I was very pleased with the 2010 Georgia Tech Lean Leadership Event. Jamie Flinchbaugh gave us some watch-outs plus guidance on improving our lean implementation and changing to a continuous improvement culture.
Here are my edited Blackberry notes from the day. Post or email your comments.
Much of what Jamie discussed was an expansion of principles presented in his book, Principle 4 – Systematic Problem Solving and Principle 5 – Creating a Learning Organization.
1. It’s not about the tools — it’s about getting the thinking right.
2. It’s not about the leadership support anymore – but how leadership engages.
3. Organizational change – specifically our organization. Most changes focus on actions and results – not the thinking of “why these actions?”
We typically jump to solutions when presented with a problem:
- Changed behaviors include understanding the current situation — the WHY
- You cannot observe or measure thinking
- #people trained, #events conducted are typical measures – but are they good measures?

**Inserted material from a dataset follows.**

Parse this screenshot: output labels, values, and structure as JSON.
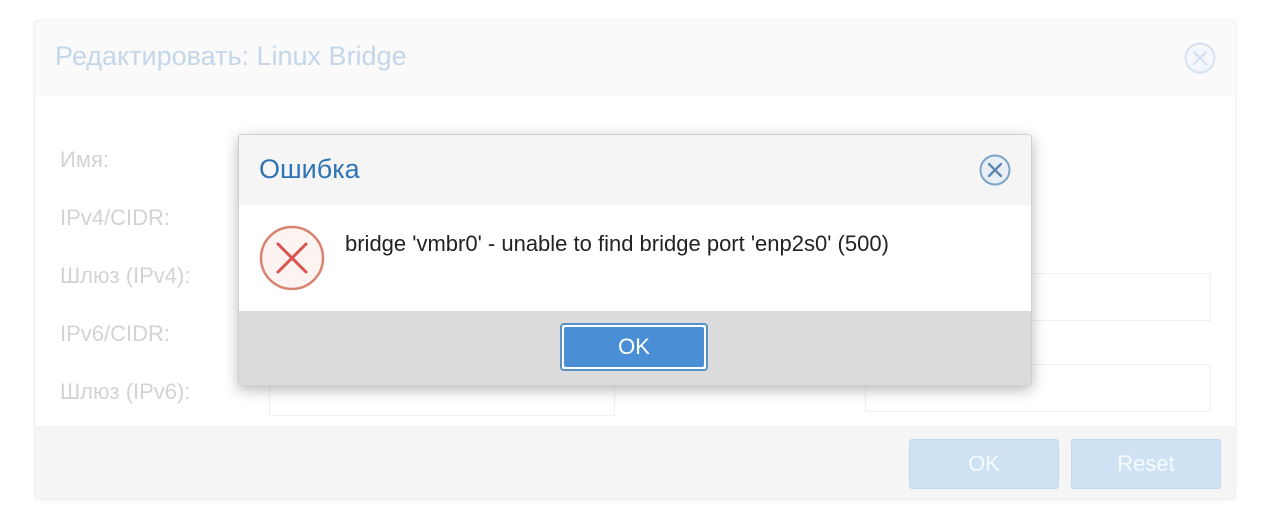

- LEARN APPLY REFLECT – best reflecting should be done in the aisle. What did we learn?
- Do we fully understand the current state?
- Is there a COMMON understanding of the current state?
- Question everything.
- Get to CHECK as quickly as possible but reduce the RISK
- The “WELD BOLT CLAMP HOLD” principle.
- How do we test the idea quickly to see if it works?
- Experiment cheaply. How can we get the data?
Waste Elimination = Problem Solving
The purpose of 5S is to surface problems quickly.
If a problem is not exposed does it still exist? Yes, so instead of bemoaning a problem that’s discovered, celebrate that’s its uncovered. Otherwise you will suffer the effects without knowing why.
“Lean Done Well” means engaging more people. There is an endless supply of problems so we need more people who can solve problems.